By Assemblyman Will Barclay
Typically, a lot of bills pass the state legislature at the end of session. Once the legislature adjourns for the year, the Governor reviews the bills and determines which ones he wants to sign into law. In this column, I highlight a few bills of interest that I was pleased to see signed into law.
Strengthening Laws to Fight Drunk Driving
In 2009, I was pleased that the state passed a law, which I had co-sponsored, that imposes tough penalties on anyone who drives under the influence of alcohol with children in their vehicle. The law is named after Leandra Rosado, an 11-year-old who was killed in an accident while riding as a passenger in a car driven by a drunk driver. This was one of a number of bills that have passed the legislature in recent years that are aimed at combating drunk driving.
As a result of laws like Leandra’s law and other factors, drunk driving related fatalities have been on the decrease in New York State.
However, that does not mean we can rest on our laurels and that more can’t be done. That’s why I am happy the Governor signed bill A.2285A into law. This legislation updates the current law to make it a felony for anyone who is convicted of driving drunk or drugged on a conditional license. Specifically, those convicted would be charged with aggravated unlicensed operation in the first degree.

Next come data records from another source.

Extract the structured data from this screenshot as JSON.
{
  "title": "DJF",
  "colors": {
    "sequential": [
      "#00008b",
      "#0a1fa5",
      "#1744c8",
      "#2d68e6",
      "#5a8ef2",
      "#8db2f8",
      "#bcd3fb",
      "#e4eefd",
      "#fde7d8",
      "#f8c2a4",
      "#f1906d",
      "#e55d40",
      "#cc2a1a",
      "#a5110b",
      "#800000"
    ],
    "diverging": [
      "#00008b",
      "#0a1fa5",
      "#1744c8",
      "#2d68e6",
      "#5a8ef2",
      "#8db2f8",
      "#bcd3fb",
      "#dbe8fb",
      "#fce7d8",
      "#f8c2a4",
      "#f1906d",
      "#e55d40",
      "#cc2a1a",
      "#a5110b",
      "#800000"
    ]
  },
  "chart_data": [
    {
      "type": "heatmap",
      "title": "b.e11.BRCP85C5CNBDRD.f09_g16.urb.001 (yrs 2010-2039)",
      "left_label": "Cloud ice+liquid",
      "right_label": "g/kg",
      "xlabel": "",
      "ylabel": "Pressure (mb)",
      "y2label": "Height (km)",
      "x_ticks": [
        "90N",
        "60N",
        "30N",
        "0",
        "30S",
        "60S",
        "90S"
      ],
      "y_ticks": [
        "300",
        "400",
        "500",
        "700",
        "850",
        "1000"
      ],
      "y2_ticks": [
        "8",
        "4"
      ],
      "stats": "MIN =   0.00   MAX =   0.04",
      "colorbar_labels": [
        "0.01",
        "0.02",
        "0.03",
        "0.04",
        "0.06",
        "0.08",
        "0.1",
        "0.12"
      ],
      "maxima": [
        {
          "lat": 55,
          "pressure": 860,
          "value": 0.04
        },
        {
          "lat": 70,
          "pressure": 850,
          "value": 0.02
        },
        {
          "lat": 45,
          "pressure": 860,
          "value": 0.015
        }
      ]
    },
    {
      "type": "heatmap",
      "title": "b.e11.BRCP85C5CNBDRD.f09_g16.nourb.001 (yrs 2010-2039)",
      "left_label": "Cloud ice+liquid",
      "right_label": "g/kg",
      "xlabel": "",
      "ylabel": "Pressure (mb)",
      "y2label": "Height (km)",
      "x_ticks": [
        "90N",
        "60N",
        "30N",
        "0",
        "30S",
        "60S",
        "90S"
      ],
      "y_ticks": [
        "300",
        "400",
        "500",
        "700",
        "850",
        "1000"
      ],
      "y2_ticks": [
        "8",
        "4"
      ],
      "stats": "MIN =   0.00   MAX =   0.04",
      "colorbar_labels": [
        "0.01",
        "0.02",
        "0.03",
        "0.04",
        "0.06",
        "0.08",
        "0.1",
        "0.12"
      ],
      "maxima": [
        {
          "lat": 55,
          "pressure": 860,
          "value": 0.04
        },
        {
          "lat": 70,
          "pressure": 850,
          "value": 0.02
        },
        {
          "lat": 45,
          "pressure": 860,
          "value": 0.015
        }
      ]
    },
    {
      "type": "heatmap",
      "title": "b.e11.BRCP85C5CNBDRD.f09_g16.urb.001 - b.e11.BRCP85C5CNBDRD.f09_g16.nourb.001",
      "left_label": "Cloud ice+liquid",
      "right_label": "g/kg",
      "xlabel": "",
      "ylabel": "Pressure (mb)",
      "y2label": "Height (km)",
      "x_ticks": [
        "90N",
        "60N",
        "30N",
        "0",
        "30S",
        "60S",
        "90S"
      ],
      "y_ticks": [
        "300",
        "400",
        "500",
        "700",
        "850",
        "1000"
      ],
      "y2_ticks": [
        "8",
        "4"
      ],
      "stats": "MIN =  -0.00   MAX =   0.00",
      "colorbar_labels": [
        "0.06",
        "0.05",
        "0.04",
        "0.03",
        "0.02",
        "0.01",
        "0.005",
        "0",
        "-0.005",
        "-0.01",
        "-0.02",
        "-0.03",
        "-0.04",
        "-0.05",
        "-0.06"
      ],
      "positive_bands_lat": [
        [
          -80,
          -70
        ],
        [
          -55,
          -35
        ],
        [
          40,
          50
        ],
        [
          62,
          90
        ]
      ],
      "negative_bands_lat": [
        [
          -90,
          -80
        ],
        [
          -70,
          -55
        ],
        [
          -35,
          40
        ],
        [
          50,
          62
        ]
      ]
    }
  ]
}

Conditional licenses are provided to drivers who previously lost their license due to a drunken driving offense, but have completed a rehab program run by the Department of Motor Vehicles. Conditional licenses are designed to allow people to travel only when necessary – to work or to school, for example.
The law also expands the requirements for an ignition interlock device, closing a loophole that enabled some individuals convicted of DWI to avoid using an ignition interlock device.
With this change, youthful offenders are subject to ignition interlock requirements.
Also, this law increases the minimum period of ignition interlock from six to twelve months. It also allows that if a person swears under oath that they do not own a motor vehicle and will not operate any motor vehicle for a designated time that an ignition interlock system is not required.
I’m pleased these laws have changed to increase penalties for such offenses and clarify matters in the law. We need serious consequences for drunk driving if we have any hope of saving lives.
Jay-J’s Law Increases ‘Look Back’ Period for Child Abusers
This law, A.2623A, is named after another child victim, Jay-J Bolvin. Jay-J was severely beaten by his father in 2011, which left Jay-J with 11 fractured bones and epilepsy. Sadly, it wasn’t the first time his father had abused a child. Four years earlier, in 2007, Jay-J’s father had been convicted of third-degree assault for breaking another son’s arm and beating him severely.
Unfortunately, for abusing Jay-J, he pled guilty to misdemeanor assault because his previous assault conviction was not allowed to be considered.
Often, our laws allow what’s called a “look back” period. The look back period enables law enforcement and the courts to consider a person’s history of behavior when determining convictions. In the case of the crime of “aggravated assault upon a person less than 11 years old” that look back period was three years. Jay-J’s law increases that look back period to 10 years and help penalize repeat violent offenders. I was also a sponsor of this legislation and I am glad the Governor signed this into law. Children deserve the law’s protection and increasing the look back period will hopefully increase penalties for those who abuse children.
Breast Cancer Mapping
A new law will enable state funding to support breast cancer mapping to investigate geographic variations in breast cancer incidents. The state currently has a Breast Cancer Research and Education Fund, which is used to conduct research, seek causes of breast cancer, and screen and treat breast cancer. The latest law, A.1935A, signed by the governor will enable those funds also to be utilized for breast cancer mapping as well.
Improving Fire Safety for College Dorms
A new law will require that public and private colleges in New York provide a written fire safety notice to each student living in a college-owned or operated housing facility, both on and off campus. The law, A.5715A, requires the notice include a description of fire safety system for the student housing facility, including whether the facility is equipped with a fire sprinkler system. The legislation, of which I am a cosponsor, is named in honor of Kerry Rose Fitzsimons, who was a student at Marist College and died, along with two others in January 2012 in her off-campus housing unit.
The bill provides parents and students more information when selecting housing. I’m pleased this too was signed by the Governor.
I plan to keep you informed as other bills of interest are made law.